Through fellowship, frank feedback, and cooperative effort, they all understand what fits them in a way they could not have alone.
Finding your young-adult identity will be a community effort. It requires friends who are willing to size you up and give you an honest sense of what you’re ready for and what you’re not ready for.
So next year, you will need friends. Friends who are willing to tell you the truth. People who know you, care about you, and have your back. Remember as you enter your new world that many of those people are right here in this room.
So stay connected to us and ask for help when you need it.
I have seen hermit crabs on the beach, underwater, in the forest, and on rocks. As long as their shell fits, they are at home wherever they are.

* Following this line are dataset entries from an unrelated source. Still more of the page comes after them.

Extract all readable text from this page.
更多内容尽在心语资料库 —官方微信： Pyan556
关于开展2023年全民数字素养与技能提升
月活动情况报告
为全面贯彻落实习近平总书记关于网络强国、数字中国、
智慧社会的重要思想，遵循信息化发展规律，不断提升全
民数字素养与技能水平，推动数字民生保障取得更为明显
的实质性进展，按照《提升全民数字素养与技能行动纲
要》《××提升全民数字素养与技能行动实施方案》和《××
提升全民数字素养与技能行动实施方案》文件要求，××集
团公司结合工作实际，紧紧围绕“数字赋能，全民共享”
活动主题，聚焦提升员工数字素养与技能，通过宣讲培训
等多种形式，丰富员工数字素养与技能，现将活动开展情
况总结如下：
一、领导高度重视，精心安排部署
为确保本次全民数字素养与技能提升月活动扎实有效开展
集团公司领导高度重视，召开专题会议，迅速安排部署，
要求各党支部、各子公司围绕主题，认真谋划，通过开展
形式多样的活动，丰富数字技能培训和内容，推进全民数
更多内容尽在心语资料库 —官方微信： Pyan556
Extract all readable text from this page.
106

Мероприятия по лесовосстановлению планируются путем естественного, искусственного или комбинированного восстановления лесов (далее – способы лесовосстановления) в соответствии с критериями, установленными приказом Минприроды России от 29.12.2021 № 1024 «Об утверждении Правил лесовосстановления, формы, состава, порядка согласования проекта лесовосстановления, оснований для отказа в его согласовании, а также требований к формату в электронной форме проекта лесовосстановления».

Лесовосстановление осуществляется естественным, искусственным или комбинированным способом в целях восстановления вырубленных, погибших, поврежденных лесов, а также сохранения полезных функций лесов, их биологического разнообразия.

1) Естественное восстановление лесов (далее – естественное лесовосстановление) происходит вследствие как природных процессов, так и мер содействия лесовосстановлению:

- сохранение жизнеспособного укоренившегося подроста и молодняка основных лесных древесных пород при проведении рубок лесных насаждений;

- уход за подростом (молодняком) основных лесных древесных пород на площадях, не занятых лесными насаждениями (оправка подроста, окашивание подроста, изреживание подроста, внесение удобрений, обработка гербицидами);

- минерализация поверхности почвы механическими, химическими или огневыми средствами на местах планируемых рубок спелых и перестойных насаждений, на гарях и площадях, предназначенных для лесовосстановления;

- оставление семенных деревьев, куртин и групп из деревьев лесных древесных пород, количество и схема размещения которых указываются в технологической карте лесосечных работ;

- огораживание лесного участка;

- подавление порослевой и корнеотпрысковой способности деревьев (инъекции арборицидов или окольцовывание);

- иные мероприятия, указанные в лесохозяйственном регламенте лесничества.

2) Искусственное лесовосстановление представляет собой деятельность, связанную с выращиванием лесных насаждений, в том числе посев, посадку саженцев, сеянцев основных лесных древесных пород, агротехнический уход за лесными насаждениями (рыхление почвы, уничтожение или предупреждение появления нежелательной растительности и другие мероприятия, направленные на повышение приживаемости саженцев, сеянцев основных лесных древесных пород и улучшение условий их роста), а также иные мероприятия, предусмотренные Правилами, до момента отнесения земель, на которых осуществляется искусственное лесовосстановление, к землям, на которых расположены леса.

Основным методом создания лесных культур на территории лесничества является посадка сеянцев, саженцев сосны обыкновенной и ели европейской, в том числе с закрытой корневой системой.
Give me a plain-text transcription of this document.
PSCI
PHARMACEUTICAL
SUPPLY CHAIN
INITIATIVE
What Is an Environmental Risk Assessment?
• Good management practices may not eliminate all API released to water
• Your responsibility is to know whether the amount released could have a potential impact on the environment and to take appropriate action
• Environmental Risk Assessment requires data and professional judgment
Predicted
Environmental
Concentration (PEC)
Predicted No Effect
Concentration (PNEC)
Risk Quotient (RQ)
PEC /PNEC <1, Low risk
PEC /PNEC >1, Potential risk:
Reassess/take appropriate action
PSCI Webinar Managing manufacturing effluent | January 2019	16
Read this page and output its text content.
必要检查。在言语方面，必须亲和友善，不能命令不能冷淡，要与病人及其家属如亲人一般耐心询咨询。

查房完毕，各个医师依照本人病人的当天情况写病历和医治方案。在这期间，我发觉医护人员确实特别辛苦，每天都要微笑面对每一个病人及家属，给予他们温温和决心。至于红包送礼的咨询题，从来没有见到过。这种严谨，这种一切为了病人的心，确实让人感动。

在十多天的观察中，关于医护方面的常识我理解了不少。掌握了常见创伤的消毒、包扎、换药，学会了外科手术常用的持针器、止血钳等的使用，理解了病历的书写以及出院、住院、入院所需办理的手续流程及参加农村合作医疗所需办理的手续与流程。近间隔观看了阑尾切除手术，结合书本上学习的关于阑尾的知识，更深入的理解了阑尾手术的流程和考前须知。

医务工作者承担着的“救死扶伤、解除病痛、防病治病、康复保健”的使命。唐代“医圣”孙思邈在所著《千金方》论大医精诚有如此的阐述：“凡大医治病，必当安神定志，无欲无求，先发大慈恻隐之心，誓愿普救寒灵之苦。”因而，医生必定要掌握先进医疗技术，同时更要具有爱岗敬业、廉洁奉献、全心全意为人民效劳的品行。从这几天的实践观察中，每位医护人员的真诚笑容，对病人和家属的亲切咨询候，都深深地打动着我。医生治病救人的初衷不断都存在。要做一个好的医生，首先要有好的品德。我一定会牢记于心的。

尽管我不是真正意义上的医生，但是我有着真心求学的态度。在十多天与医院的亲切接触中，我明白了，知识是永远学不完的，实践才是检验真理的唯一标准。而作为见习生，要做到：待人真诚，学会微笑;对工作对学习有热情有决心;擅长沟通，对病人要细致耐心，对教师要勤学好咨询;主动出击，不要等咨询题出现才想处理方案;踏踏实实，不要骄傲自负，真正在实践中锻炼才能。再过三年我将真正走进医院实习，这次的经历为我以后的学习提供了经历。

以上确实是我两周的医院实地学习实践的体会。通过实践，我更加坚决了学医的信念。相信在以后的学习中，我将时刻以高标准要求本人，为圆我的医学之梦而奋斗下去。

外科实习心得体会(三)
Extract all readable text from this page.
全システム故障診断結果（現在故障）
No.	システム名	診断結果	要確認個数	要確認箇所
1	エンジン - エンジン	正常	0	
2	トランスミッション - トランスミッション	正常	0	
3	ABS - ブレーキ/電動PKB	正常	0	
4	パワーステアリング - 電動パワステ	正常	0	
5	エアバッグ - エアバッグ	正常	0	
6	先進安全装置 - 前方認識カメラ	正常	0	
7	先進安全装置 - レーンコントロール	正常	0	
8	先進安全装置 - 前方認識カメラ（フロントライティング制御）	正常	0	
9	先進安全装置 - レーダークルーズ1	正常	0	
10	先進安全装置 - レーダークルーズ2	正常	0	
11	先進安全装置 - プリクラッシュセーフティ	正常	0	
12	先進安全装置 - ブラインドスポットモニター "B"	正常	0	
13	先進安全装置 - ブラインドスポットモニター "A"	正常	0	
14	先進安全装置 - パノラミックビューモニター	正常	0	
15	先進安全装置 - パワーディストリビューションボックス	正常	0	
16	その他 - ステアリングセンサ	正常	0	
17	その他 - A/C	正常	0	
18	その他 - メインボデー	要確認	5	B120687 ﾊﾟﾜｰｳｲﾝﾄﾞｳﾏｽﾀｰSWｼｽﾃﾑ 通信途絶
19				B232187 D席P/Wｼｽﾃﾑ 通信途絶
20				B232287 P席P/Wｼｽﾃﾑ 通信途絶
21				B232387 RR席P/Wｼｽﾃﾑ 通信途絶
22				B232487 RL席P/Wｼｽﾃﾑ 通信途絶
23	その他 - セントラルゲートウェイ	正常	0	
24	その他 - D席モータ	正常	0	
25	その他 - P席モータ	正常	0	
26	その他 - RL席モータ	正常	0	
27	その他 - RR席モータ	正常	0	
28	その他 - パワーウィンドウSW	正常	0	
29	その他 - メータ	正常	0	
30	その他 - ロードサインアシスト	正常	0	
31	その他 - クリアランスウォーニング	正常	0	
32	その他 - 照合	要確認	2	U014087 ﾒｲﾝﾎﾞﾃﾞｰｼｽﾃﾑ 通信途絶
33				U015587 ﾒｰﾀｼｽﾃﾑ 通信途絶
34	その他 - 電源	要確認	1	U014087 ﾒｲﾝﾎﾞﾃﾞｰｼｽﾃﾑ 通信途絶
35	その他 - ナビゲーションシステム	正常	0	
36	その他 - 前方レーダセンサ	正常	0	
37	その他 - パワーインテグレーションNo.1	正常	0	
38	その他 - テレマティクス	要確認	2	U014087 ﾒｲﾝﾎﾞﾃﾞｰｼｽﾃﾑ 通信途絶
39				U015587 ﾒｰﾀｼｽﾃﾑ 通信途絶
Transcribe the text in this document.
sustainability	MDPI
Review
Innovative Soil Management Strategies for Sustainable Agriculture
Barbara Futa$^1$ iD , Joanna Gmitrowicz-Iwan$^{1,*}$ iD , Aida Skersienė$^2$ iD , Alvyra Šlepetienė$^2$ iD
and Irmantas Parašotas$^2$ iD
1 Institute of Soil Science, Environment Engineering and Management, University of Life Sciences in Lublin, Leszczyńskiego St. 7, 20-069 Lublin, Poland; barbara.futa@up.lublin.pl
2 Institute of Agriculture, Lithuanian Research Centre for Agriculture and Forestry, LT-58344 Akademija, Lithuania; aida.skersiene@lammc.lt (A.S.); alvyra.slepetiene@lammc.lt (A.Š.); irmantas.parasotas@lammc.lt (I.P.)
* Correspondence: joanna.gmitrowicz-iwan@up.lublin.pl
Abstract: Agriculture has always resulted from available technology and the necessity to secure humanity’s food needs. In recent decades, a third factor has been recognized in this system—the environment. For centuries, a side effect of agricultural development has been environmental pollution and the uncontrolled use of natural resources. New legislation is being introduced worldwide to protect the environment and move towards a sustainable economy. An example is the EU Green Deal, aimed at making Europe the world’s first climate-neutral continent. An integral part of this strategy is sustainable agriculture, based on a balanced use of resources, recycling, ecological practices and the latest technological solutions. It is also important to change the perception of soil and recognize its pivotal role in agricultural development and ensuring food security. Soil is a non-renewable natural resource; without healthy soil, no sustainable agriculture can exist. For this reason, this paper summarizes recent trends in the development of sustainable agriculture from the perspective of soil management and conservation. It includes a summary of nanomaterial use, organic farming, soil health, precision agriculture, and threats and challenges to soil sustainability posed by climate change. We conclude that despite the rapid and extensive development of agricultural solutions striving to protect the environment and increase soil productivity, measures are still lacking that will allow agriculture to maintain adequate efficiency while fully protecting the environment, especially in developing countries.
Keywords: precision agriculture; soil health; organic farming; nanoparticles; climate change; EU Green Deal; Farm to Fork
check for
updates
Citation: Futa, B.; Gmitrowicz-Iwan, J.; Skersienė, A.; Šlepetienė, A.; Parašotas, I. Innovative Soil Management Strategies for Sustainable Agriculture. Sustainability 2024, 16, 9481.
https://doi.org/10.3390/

That’s our goal for you and, hopefully, your goal for you. But finding a shell that fits requires leaving the one that no longer does. That’s pretty scary. It leaves you vulnerable. Naked. As you enter college and independence, there may be some parts of your high school identity that just no longer work — that you have outgrown. Don’t be afraid to leave those behind. Don’t be afraid to try new things on for size, to step out of your comfort zone. Don’t be afraid to abandon experiments and ways of being that don’t work, that don’t fit.
If you are patient and diligent and committed to finding an authentic, well-fitted version of yourself, you will.
And then, like the hermit crab, you will be at home wherever you are.